今回の特別編は、本編の3年前の夏を舞台に、古川琴音演じる南雲水季と池松壮亮演じる津野晴明を主軸とした完全新撮影のラブストーリー。放送前まではあくまでもスピンオフ的な立ち位置にあるとたかをくくっていたが、放送が始まってすぐにそんな予想は覆される。

冒頭5分で「こんな重要な事実を特別編で!?」という感想を抱くことになる。これまで水季と津野の関係は詳細には明らかにされておらず、娘を一人で育てる水季を同僚である津野が支えるという構図までは見えていた。第7話で水季が「未だに気持ち利用してます。最低です」という言葉があったことから、津野から水季への好意はあったのだろうと推察できる。

だが、実際に2人の間に恋が生まれていたかどうかは見る側の裁量次第。津野から直接的な“好意”はなかったし、単純に近くにいる同僚を助けたいという“気持ち”から動いていた可能性も否定できなかった。

しかし、「恋のおしまい」で小さな恋が確かにそこにあったことが明らかとなる。水季は出勤時にタイミングを合わせるために靴紐を結び直したり、ご飯のことを考える時に津野が頭の片隅にいたことを明かす。水季には確かに恋心があったが、娘である海のために「津野さんのこと好きになりたくないんですよ」と自制していたのだった。

『海のはじまり』第7話より ©フジテレビ
『海のはじまり』第7話より ©フジテレビ

いわゆる“両片思い”のような状況で過ごす2人の姿に驚かされたのと同時に、ドラマ本編の津野の行動にも合点がいく。

これまでの津野のイメージといえば、つっけんどんな物言いだ。夏(目黒蓮)に第一声で放った「この7年のこと、ほんとに、何も知らないんですね」という言葉だったり、弥生(有村架純)への“外野”発言だったり、ともすれば単に性格の悪い人間とも取られかねないシーンは数多くあった。しかし、今回の物語を見て、一気に津野への印象が変わり、味方につきたくなった人は多いのではないだろうか。
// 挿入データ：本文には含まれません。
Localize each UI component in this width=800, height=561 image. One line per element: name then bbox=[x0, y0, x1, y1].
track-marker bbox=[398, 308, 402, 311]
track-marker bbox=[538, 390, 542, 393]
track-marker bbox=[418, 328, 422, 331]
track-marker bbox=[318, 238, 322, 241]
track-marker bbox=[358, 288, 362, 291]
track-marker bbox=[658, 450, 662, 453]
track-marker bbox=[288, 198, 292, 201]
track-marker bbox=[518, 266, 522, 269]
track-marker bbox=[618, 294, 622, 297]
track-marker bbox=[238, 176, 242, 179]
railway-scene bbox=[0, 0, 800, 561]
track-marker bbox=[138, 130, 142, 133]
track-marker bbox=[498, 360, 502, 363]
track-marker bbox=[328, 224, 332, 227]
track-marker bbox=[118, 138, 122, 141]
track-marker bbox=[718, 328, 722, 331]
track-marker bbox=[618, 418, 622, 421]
単なる恋人よりも近い関係にありながら、自分ではだめな理由を水季本人に伝えられ、水季が亡くなって数か月経ったと思えば、海の父親である夏が急に現れる。津野からすれば青天の霹靂で、これまで誰よりも水季の近くにいた自分が突如外野に追いやられ、夏が海(泉谷星奈)の父親を始めるというのは受け入れがたいことだったろう。むしろその状況から夏との関係をしっかりと築いた(夏の歩み寄りはあったにせよ)津野には敬意しかない。

『海のはじまり』第3話より ©フジテレビ
海のはじまり第3話より ©フジテレビ

また、津野を演じた池松壮亮の演技に触れないわけにはいかない。夏や弥生と喋る時のようなボソボソと冷淡に言葉を紡ぐ姿は影を潜め、水季といる時の津野は実に“優しかった”。それは単に行動だけではなく、水季を見る目、表情、雰囲気、そのすべてから伝わってくるようで、水季への思いやりに溢れているように見える。

特に印象的だったのが笑いながら言葉を発するシーン。水季に「晴明」という名前をいじられて「失礼だよ。人の名前に、いくら本人が晴れやかでも明るくもないからって笑うのは」と返したり、一緒におにぎりを作っている時に水季が食べているのを見て「明日の海ちゃんのおにぎりが〜」と言ってみたり…。文字面で見てもユニークではあるのだが、池松壮亮というフィルターを通すとそこに幸せという要素も乗っかり、もはや演技と表現するのもはばかられるほどリアルな日常の一瞬を切り出していた。

水季がペディキュアを落とし、物語はまるで音を立てて行くように「恋のおしまい」として収束。その一方で「恋のはじまり」として夏と弥生の交際前の様子も描かれ、残酷なまでに美しい締めくくり方となった。これまで明かされなかった津野の背景も含め、何度でも見たい特別編を作り出した制作陣には最大級の賛辞と感謝を贈りたい。